We have to start somewhere, and for Tom White, this 1967 Greeves Challenger was the starting point of his immaculate collection of vintage motocross, off-road, flat track and roadracing machines.

“Back in 1984 we were at an event,” White relates, “and we saw this Greeves for sale. My son, Brad, who was about 6 at the time, said to me, “Dad, we should buy that bike and restore it,” White recalls. “So we did buy it. I never really thought it was going to be the start of what we have now. Later I just realized that when it came to preserving all of this great motocross history, nobody was doing a very good job.”

And when Tom White has taken on a project, it almost always ends up as a job well done. This 1967 Challenger is proof. Sort of the zenith of Bert Greeves’ competitive efforts, the Challenger was far ahead of its peers in terms of innovation if not always execution.
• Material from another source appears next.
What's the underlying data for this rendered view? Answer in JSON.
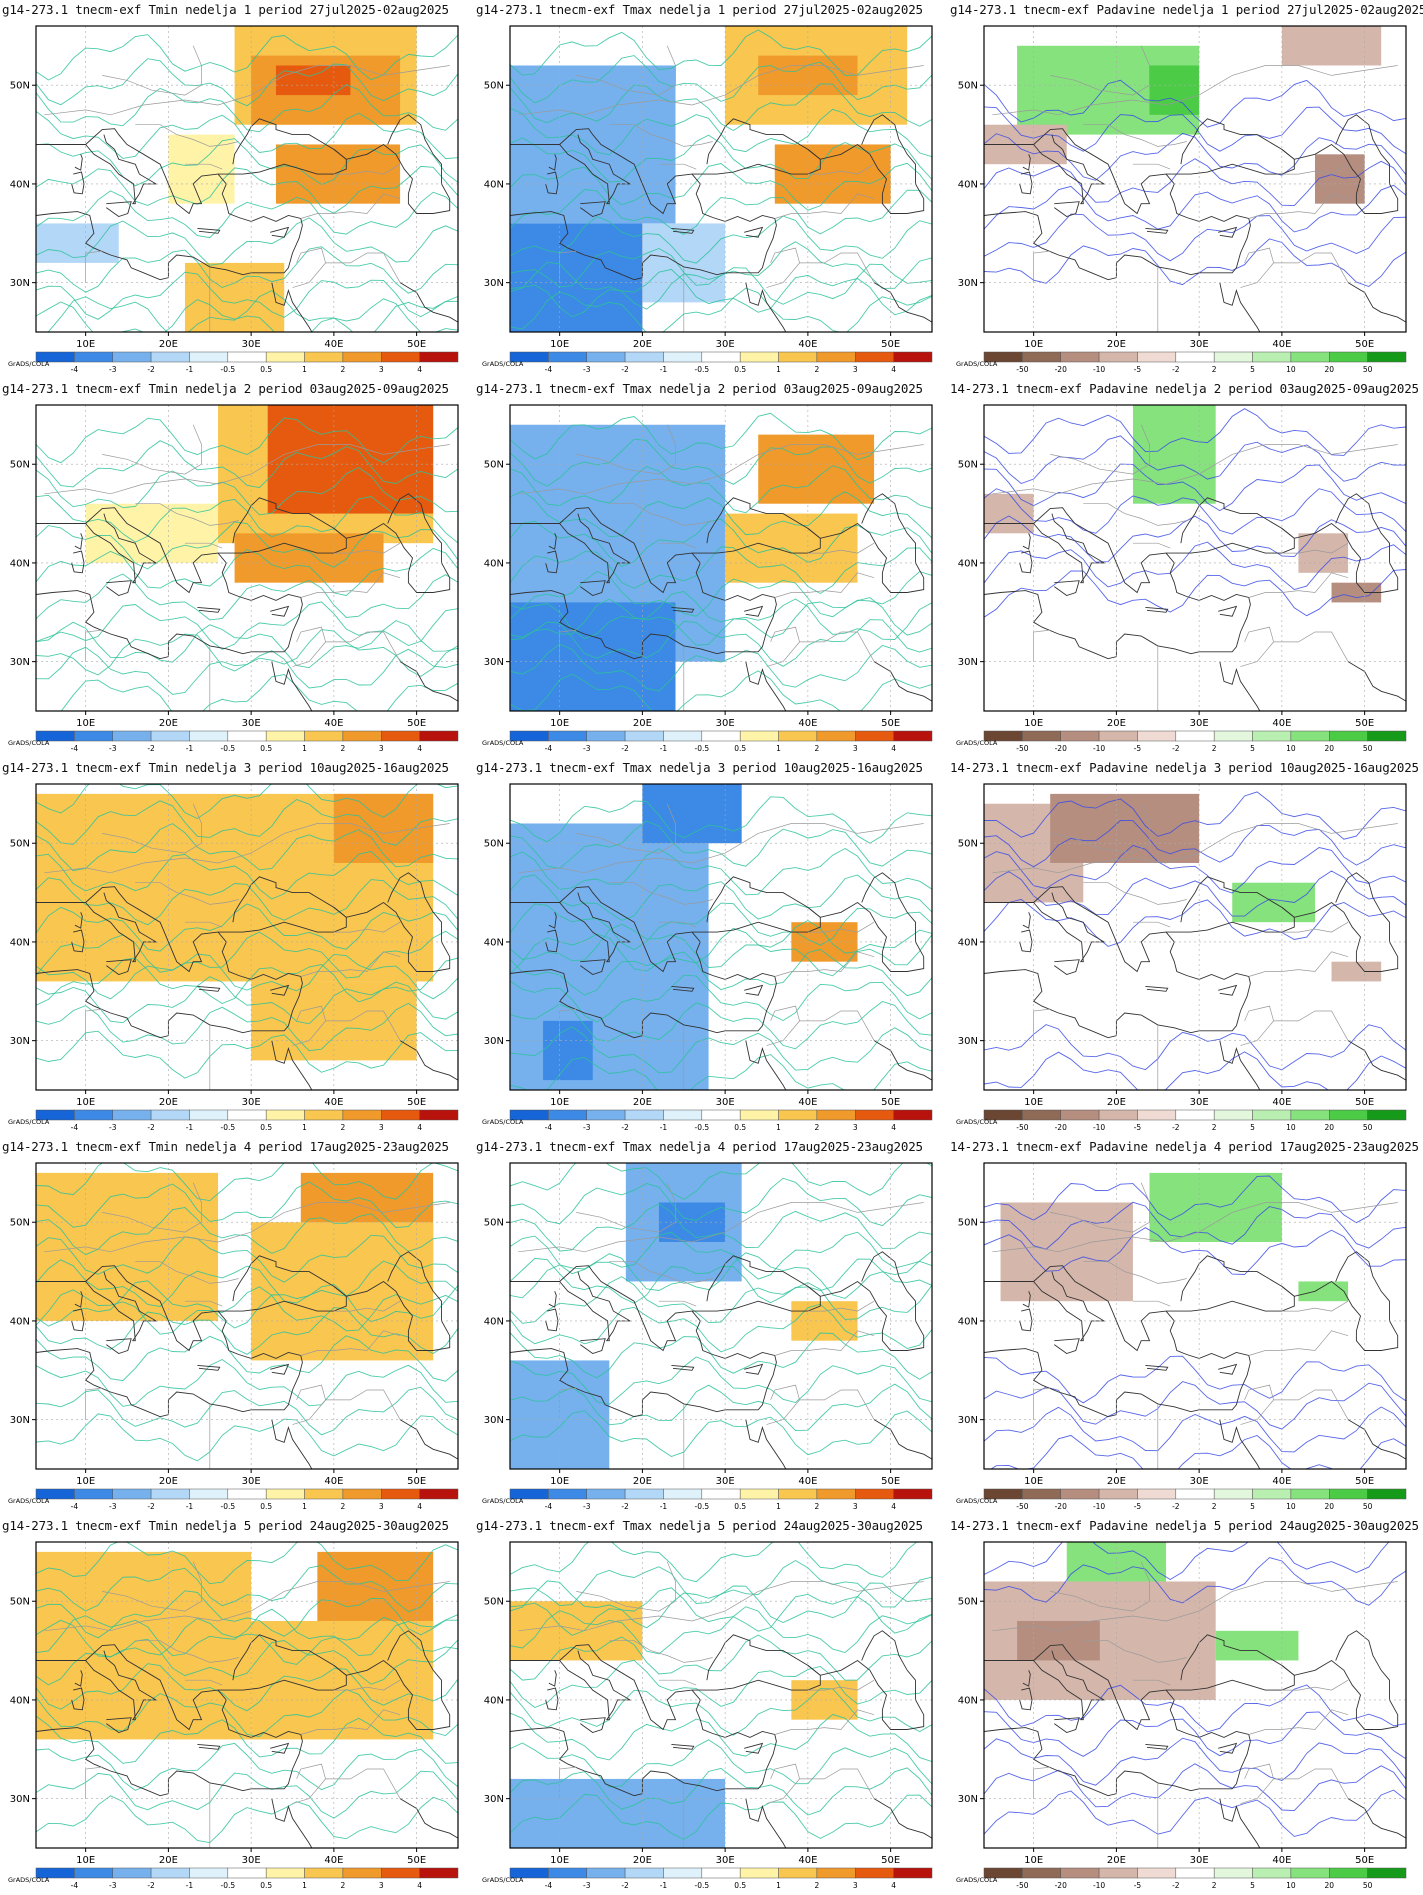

The British-built machine sported components such as an aluminum I-beam frame and a leading-link fork that were considered radical for a production dirtbike in that era, and the brand enjoyed success in Europe with factory riders Dave Bickers, Bryan Wade and in America with Gary Bailey, who later became known as “The Professor of Motocross.” It helped to make Greeves the most popular motocross brand in America in the sport’s formative years, but the rest of Europe started to catch on, and soon lighter and faster machines from Husqvarna and CZ overshadowed Greeves, which went out of business in the early 1970s.